Papa brought his gun everywhere he went. It wasn’t a small gun, either, no sir. It was a shotgun, meant for bears and the like. Gardening or the grocery store made no difference. He toted it all over Grandville, in the elbow-carry position most of the time. Sure, he got some strange looks when he was off his property, but everybody knew he was a retired Colonel (full bird, not Lieutenant) and cut him some slack. He’d never shot anything or anyone his whole service career, but that didn’t matter now. He’d been an electrical engineer before the World War started and he signed up as soon as he could. He wanted to do his part to help out his country. Maybe deep down he also wanted to make right the shame his father had brought to the family all those years ago when he left his family the permanent way.

But now he was at his new home, his two children (the requisite boy and girl) waving at the edge of the forest. They had just moved there, the 3 bedroom, 2-and-a-half bath, 2288 square-foot house they came from just wasn’t enough for him anymore. Maybe he was like a hermit crab and had outgrown his shell. He’d had to find a new one and fast or he’d die. That unsettledness was his inheritance from his Pa.

Papa was a tender soul in a hard world.

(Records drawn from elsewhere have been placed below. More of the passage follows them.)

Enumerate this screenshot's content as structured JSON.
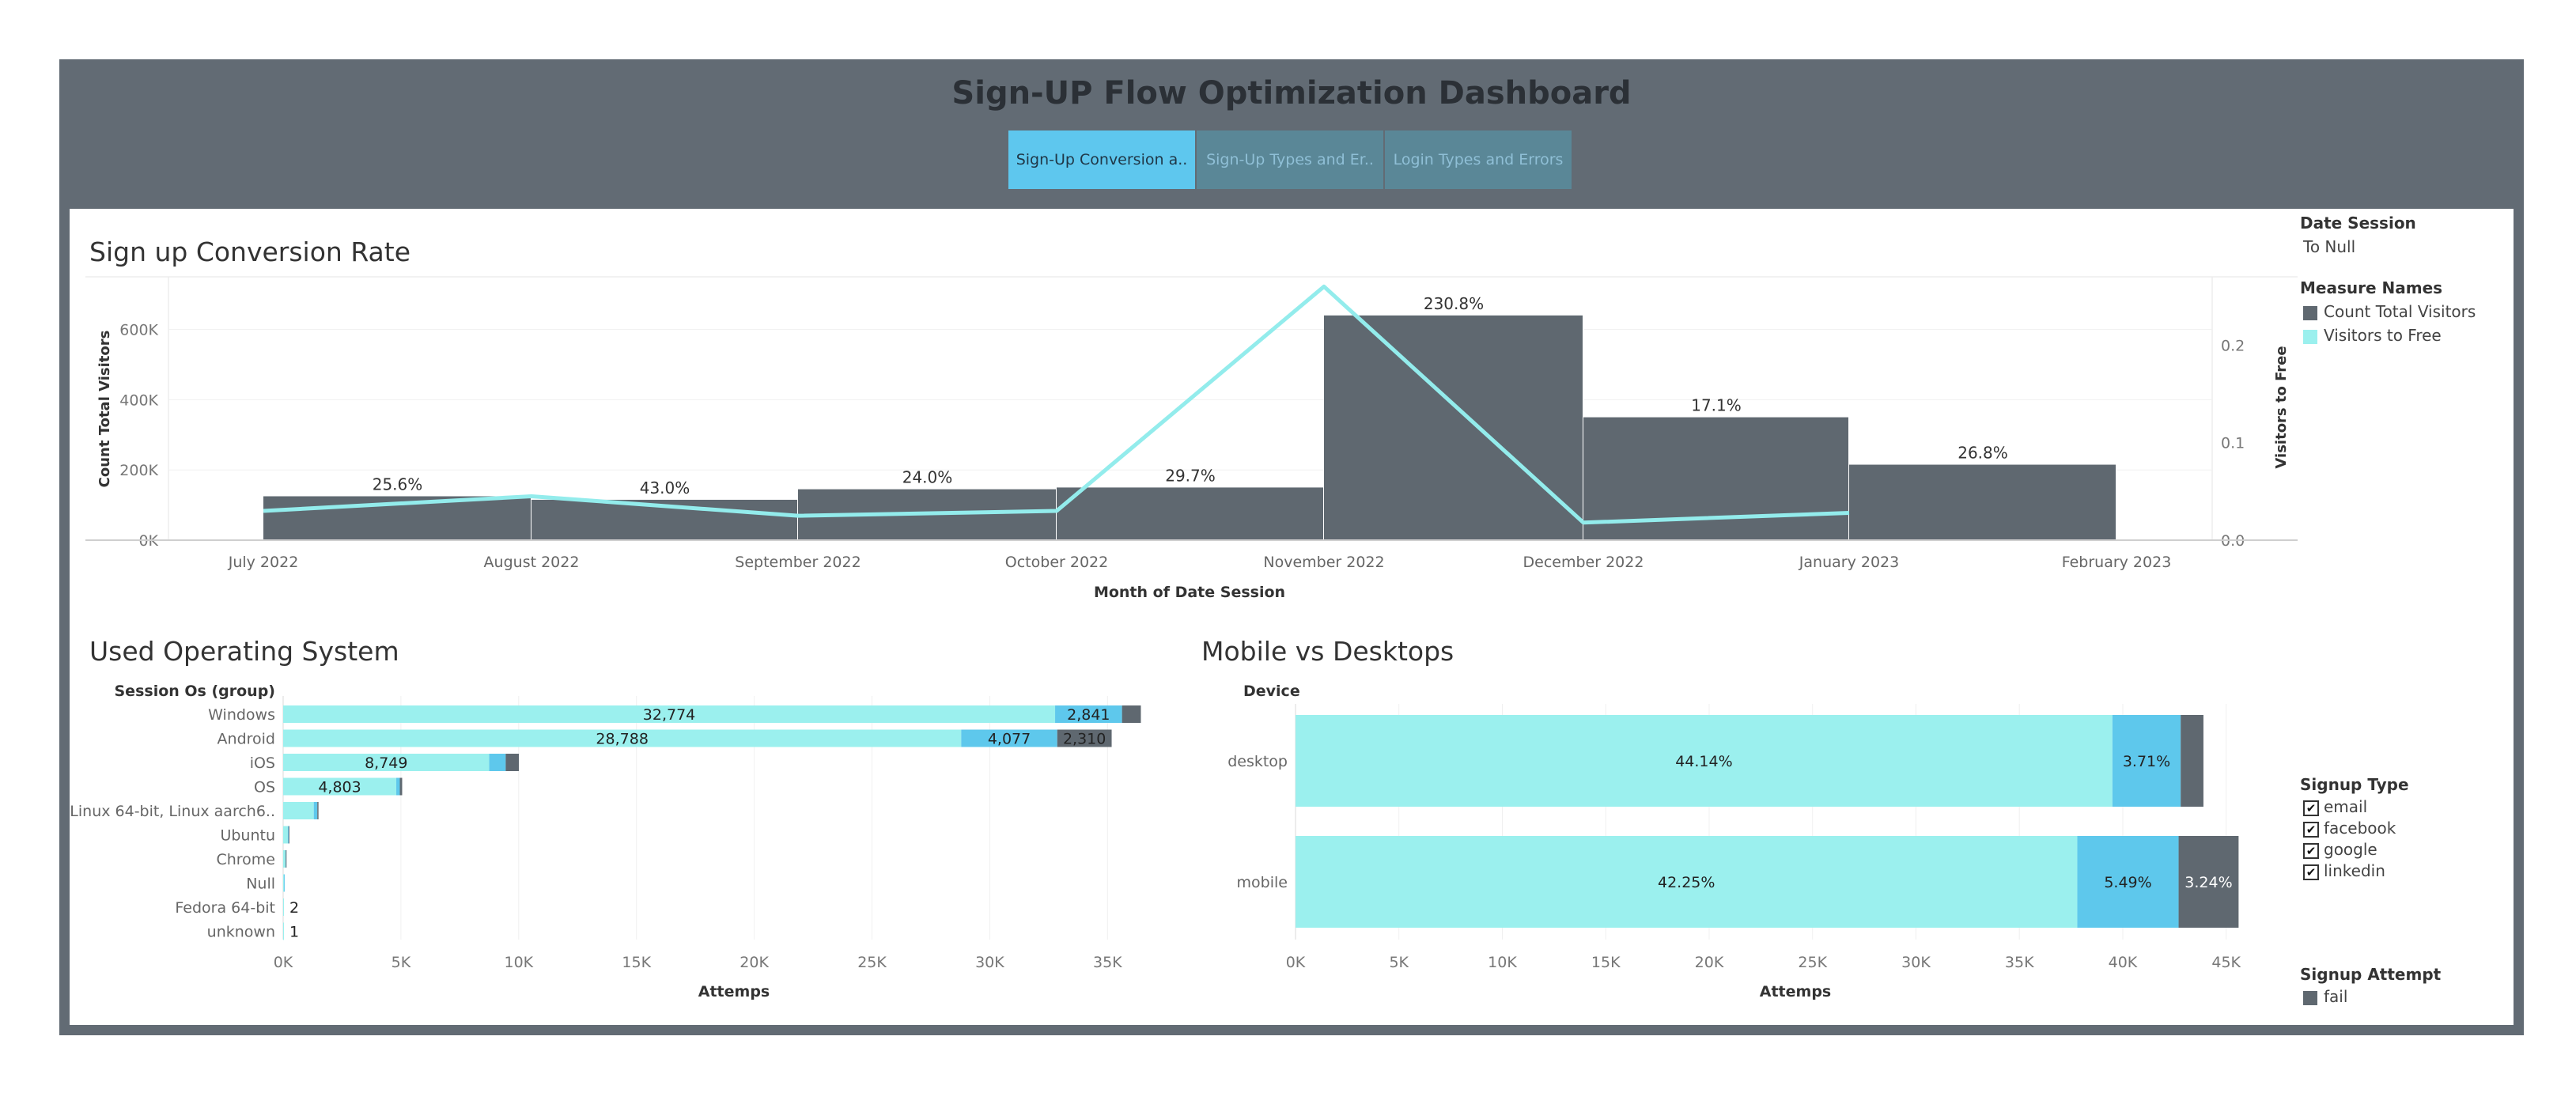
{
  "dashboard": {
    "title": "Sign-UP Flow Optimization Dashboard",
    "tabs": [
      {
        "label": "Sign-Up Conversion a..",
        "active": true
      },
      {
        "label": "Sign-Up Types and Er..",
        "active": false
      },
      {
        "label": "Login Types and Errors",
        "active": false
      }
    ]
  },
  "colors": {
    "frame": "#626b74",
    "bar_gray": "#5f6870",
    "line_cyan": "#93ecec",
    "seg_email": "#9bf0ee",
    "seg_facebook": "#5ec8ec",
    "seg_fail": "#5f6870"
  },
  "legend": {
    "date_session_title": "Date Session",
    "date_session_value": "To Null",
    "measure_names_title": "Measure Names",
    "measure_items": [
      "Count Total Visitors",
      "Visitors to Free"
    ],
    "signup_type_title": "Signup Type",
    "signup_types": [
      "email",
      "facebook",
      "google",
      "linkedin"
    ],
    "signup_attempt_title": "Signup Attempt",
    "signup_attempt_items": [
      "fail"
    ]
  },
  "chart_data": [
    {
      "type": "bar",
      "title": "Sign up Conversion Rate",
      "xlabel": "Month of Date Session",
      "ylabel": "Count Total Visitors",
      "y2label": "Visitors to Free",
      "categories": [
        "July 2022",
        "August 2022",
        "September 2022",
        "October 2022",
        "November 2022",
        "December 2022",
        "January 2023",
        "February 2023"
      ],
      "series": [
        {
          "name": "Count Total Visitors",
          "values": [
            125000,
            115000,
            145000,
            150000,
            640000,
            350000,
            215000
          ]
        },
        {
          "name": "Visitors to Free",
          "axis": "right",
          "values": [
            0.03,
            0.045,
            0.025,
            0.03,
            0.26,
            0.018,
            0.028
          ]
        }
      ],
      "bar_labels": [
        "25.6%",
        "43.0%",
        "24.0%",
        "29.7%",
        "230.8%",
        "17.1%",
        "26.8%"
      ],
      "ylim": [
        0,
        750000
      ],
      "yticks": [
        "0K",
        "200K",
        "400K",
        "600K"
      ],
      "y2lim": [
        0,
        0.27
      ],
      "y2ticks": [
        "0.0",
        "0.1",
        "0.2"
      ],
      "grid": true
    },
    {
      "type": "bar",
      "orientation": "horizontal",
      "stacked": true,
      "title": "Used Operating System",
      "row_header": "Session Os (group)",
      "xlabel": "Attemps",
      "categories": [
        "Windows",
        "Android",
        "iOS",
        "OS",
        "Linux 64-bit, Linux aarch6..",
        "Ubuntu",
        "Chrome",
        "Null",
        "Fedora 64-bit",
        "unknown"
      ],
      "series": [
        {
          "name": "email",
          "values": [
            32774,
            28788,
            8749,
            4803,
            1300,
            200,
            100,
            30,
            2,
            1
          ]
        },
        {
          "name": "facebook",
          "values": [
            2841,
            4077,
            700,
            150,
            150,
            30,
            10,
            5,
            0,
            0
          ]
        },
        {
          "name": "fail",
          "values": [
            800,
            2310,
            560,
            100,
            50,
            10,
            5,
            0,
            0,
            0
          ]
        }
      ],
      "bar_labels": [
        [
          "32,774",
          "2,841",
          ""
        ],
        [
          "28,788",
          "4,077",
          "2,310"
        ],
        [
          "8,749",
          "",
          ""
        ],
        [
          "4,803",
          "",
          ""
        ],
        [
          "",
          "",
          ""
        ],
        [
          "",
          "",
          ""
        ],
        [
          "",
          "",
          ""
        ],
        [
          "",
          "",
          ""
        ],
        [
          "2",
          "",
          ""
        ],
        [
          "1",
          "",
          ""
        ]
      ],
      "xlim": [
        0,
        36500
      ],
      "xticks": [
        "0K",
        "5K",
        "10K",
        "15K",
        "20K",
        "25K",
        "30K",
        "35K"
      ]
    },
    {
      "type": "bar",
      "orientation": "horizontal",
      "stacked": true,
      "title": "Mobile vs Desktops",
      "row_header": "Device",
      "xlabel": "Attemps",
      "categories": [
        "desktop",
        "mobile"
      ],
      "series": [
        {
          "name": "email",
          "values": [
            39500,
            37800
          ]
        },
        {
          "name": "facebook",
          "values": [
            3300,
            4900
          ]
        },
        {
          "name": "fail",
          "values": [
            1100,
            2900
          ]
        }
      ],
      "bar_labels": [
        [
          "44.14%",
          "3.71%",
          ""
        ],
        [
          "42.25%",
          "5.49%",
          "3.24%"
        ]
      ],
      "xlim": [
        0,
        47000
      ],
      "xticks": [
        "0K",
        "5K",
        "10K",
        "15K",
        "20K",
        "25K",
        "30K",
        "35K",
        "40K",
        "45K"
      ]
    }
  ]
}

Deep down he would have preferred to walk in the woods, without a care or obligation. He married out of social expectation, but had requested they have no children, but his wife had snuck two in on him before he’d insisted on separate rooms. He didn’t want children because he couldn’t bear to think of a child having to undergo what he and his sister had – the hardship, the skimping, the growing up fast after their dad died at his own hand. The family story was that it was during the Depression.  It was a depression alright, but not the capital-D kind. More of a personal kind than a public one.

Yes, that was why he carried a rifle. His father had used a revolver. And while you could kill yourself with a rifle, it was a lot harder.

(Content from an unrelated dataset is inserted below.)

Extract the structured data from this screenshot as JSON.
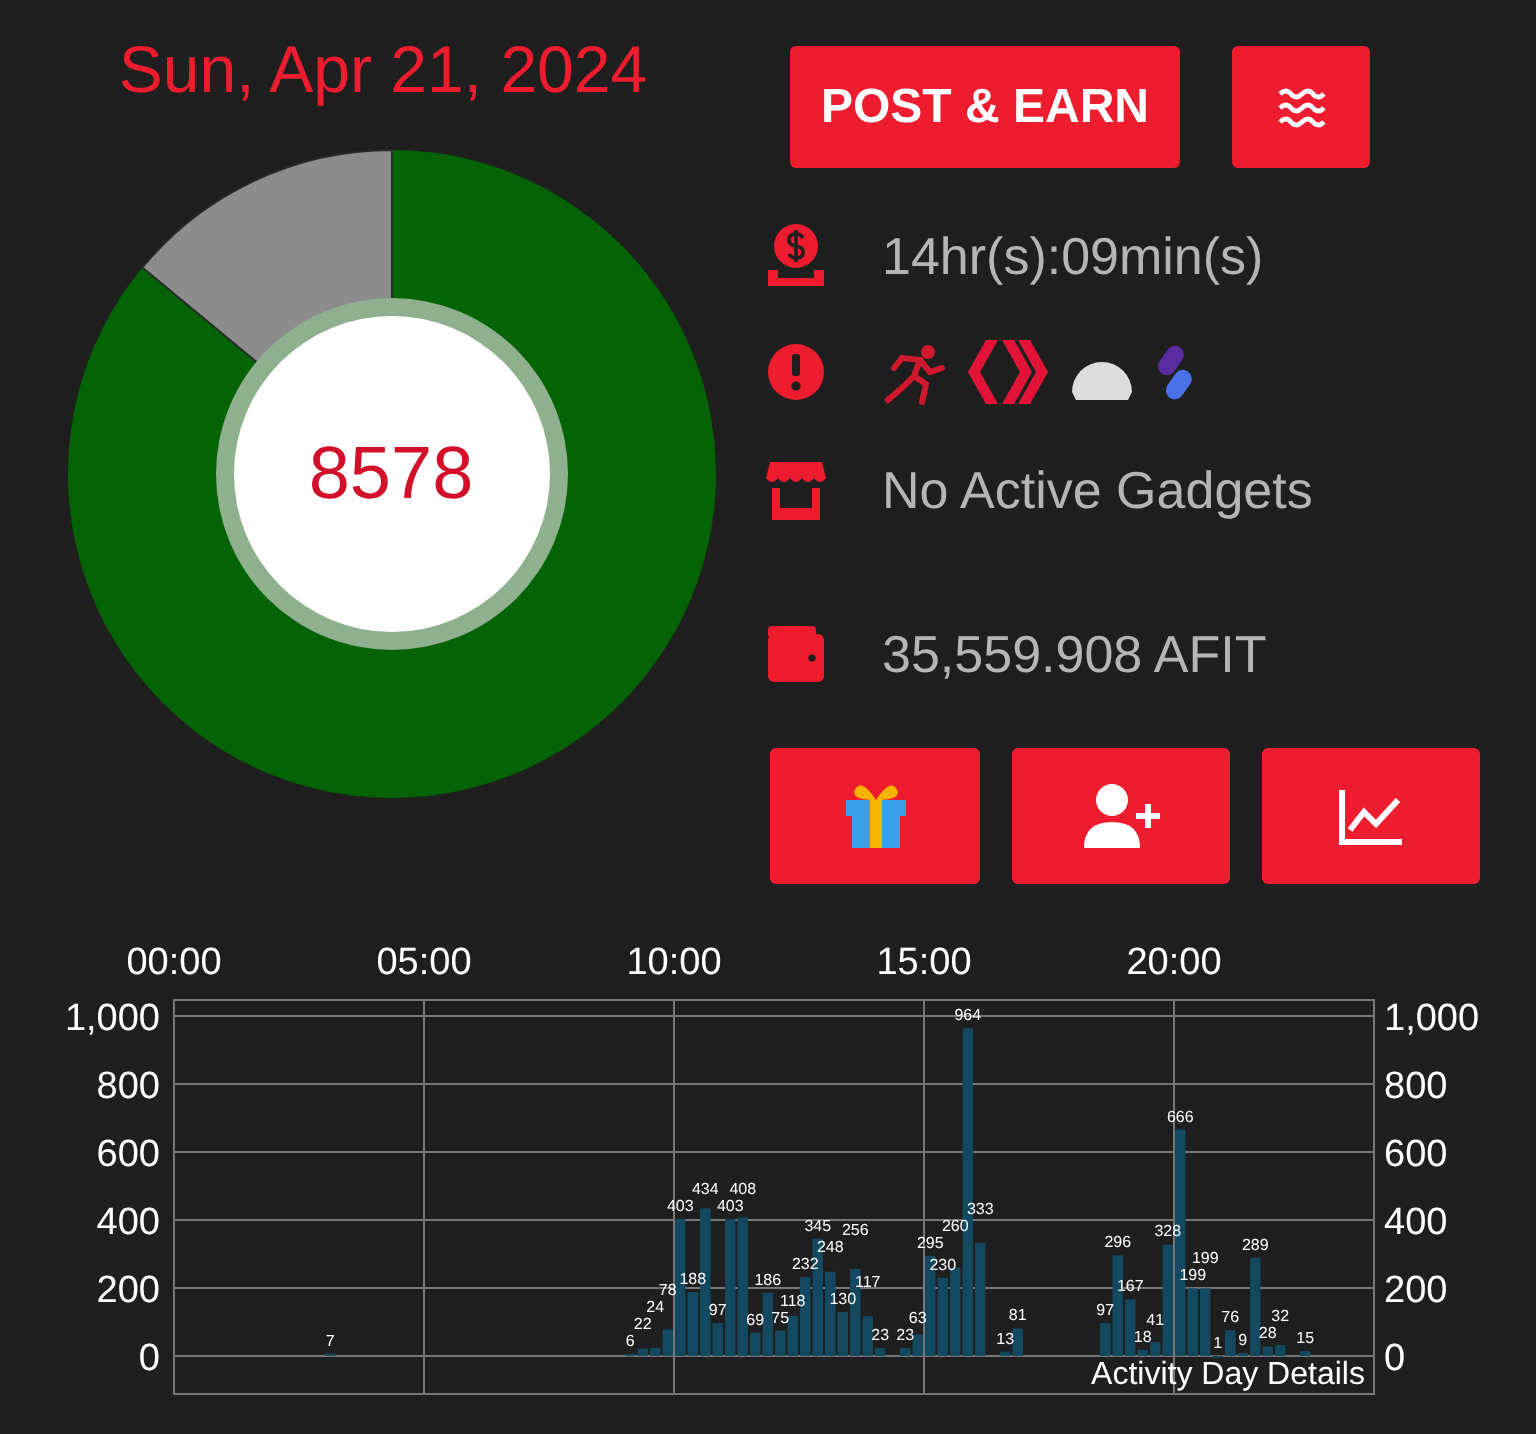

You’d think he wouldn’t carry a gun at all, but he needed a reminder of the weakness that might affect him. He wanted to never succumb to weakness – whether inside or out. He needed a reminder to never forget how easy it was to go astray. Some former cigarette smokers kept their favorite ashtray, while some ex-drinkers kept empty bottles on display. It was all for the same reason. They kept their old sin before them so it wouldn’t become their new sin all over again. He never knew if suicide would sneak up on him like it had his father, but he was determined to not let it get a chance.